You had this internal capitalist system. There were a bunch of people that act like crazy New Yorkers building new businesses in a dynamic economy. But he has proved he’s not a capitalist. He’s definitely not a monopolist. There’s only room for one monopolist in China. In his mind, that’s him. Anybody that gets their heads stuck up and I honestly think he either doesn’t understand why China grew and succeeded the way they did, or frankly, he doesn’t care because in terms of staying in power, but I would be looking out 10 or 15 years. I just don’t see it. I, unless there’s a change in power there at the top I think that’s gonna be a very non-dynamic economy. It’s not so much the geopolitical concerns. I will say this, that if I’m right, it makes me more fearful of military action, because that’s when dictators become more dangerous, is when they’ve gotta divert attention from the immediate problem. So what they’re doing now is very stimulative. We’re expecting a sugar high in some kind of robust growth there, maybe for six to nine months.

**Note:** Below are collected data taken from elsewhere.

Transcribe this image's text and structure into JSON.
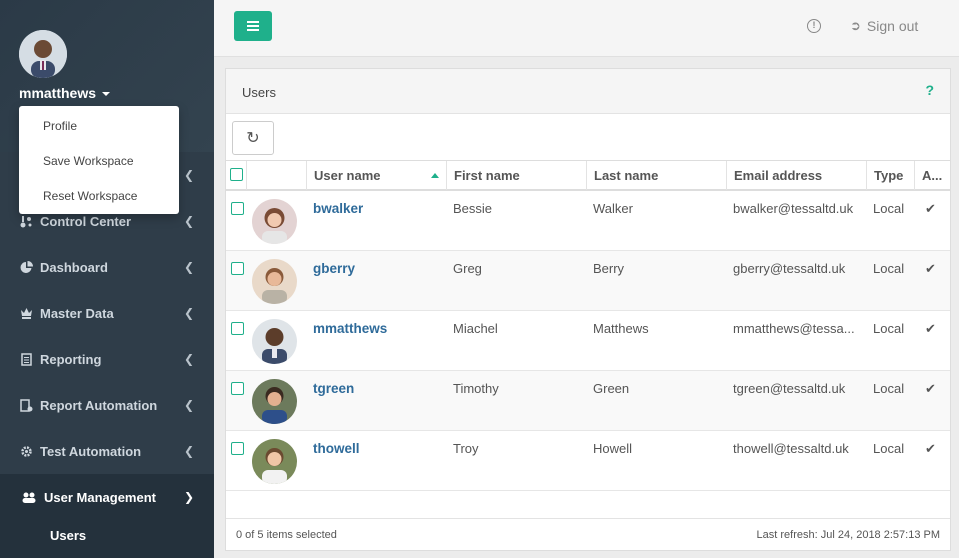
{
  "sidebar": {
    "username": "mmatthews",
    "user_menu": [
      "Profile",
      "Save Workspace",
      "Reset Workspace"
    ],
    "items": [
      {
        "label": "Control Center",
        "icon": "control-center-icon"
      },
      {
        "label": "Dashboard",
        "icon": "pie-chart-icon"
      },
      {
        "label": "Master Data",
        "icon": "crown-icon"
      },
      {
        "label": "Reporting",
        "icon": "document-icon"
      },
      {
        "label": "Report Automation",
        "icon": "report-automation-icon"
      },
      {
        "label": "Test Automation",
        "icon": "gear-icon"
      },
      {
        "label": "User Management",
        "icon": "users-icon"
      }
    ],
    "sub_item": "Users"
  },
  "topbar": {
    "sign_out": "Sign out"
  },
  "panel": {
    "title": "Users",
    "help": "?",
    "columns": [
      "User name",
      "First name",
      "Last name",
      "Email address",
      "Type",
      "A..."
    ],
    "rows": [
      {
        "username": "bwalker",
        "first": "Bessie",
        "last": "Walker",
        "email": "bwalker@tessaltd.uk",
        "type": "Local"
      },
      {
        "username": "gberry",
        "first": "Greg",
        "last": "Berry",
        "email": "gberry@tessaltd.uk",
        "type": "Local"
      },
      {
        "username": "mmatthews",
        "first": "Miachel",
        "last": "Matthews",
        "email": "mmatthews@tessa...",
        "type": "Local"
      },
      {
        "username": "tgreen",
        "first": "Timothy",
        "last": "Green",
        "email": "tgreen@tessaltd.uk",
        "type": "Local"
      },
      {
        "username": "thowell",
        "first": "Troy",
        "last": "Howell",
        "email": "thowell@tessaltd.uk",
        "type": "Local"
      }
    ],
    "footer_left": "0 of 5 items selected",
    "footer_right": "Last refresh: Jul 24, 2018 2:57:13 PM"
  },
  "colors": {
    "accent": "#1fb08b",
    "sidebar_bg": "#2f3d49",
    "link": "#2f6b9a"
  }
}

But looking out, I do not look at them as a big challenge in the United States in terms of economic power and growth.
The Turkish Lira utterly collapsed today to over 23/USD (a new record low)…
Source: Bloomberg
Gold was slammed back lower today, erasing Monday’s gains…
Oil prices extended gains today – after a small crude draw (and another SPR drain) – with WTI back above pre-Saudi-production-cut levels…
Finally, we give the last word back to Stan Druckenmiller who cautioned: “There are definitely lessons to be learned [from the Dot Com bubble]. Don’t get emotional, don’t get crazy.”
And judging by the reversal off those dotcom highs, investors are unemotionally stepping away. Who could have seen that coming?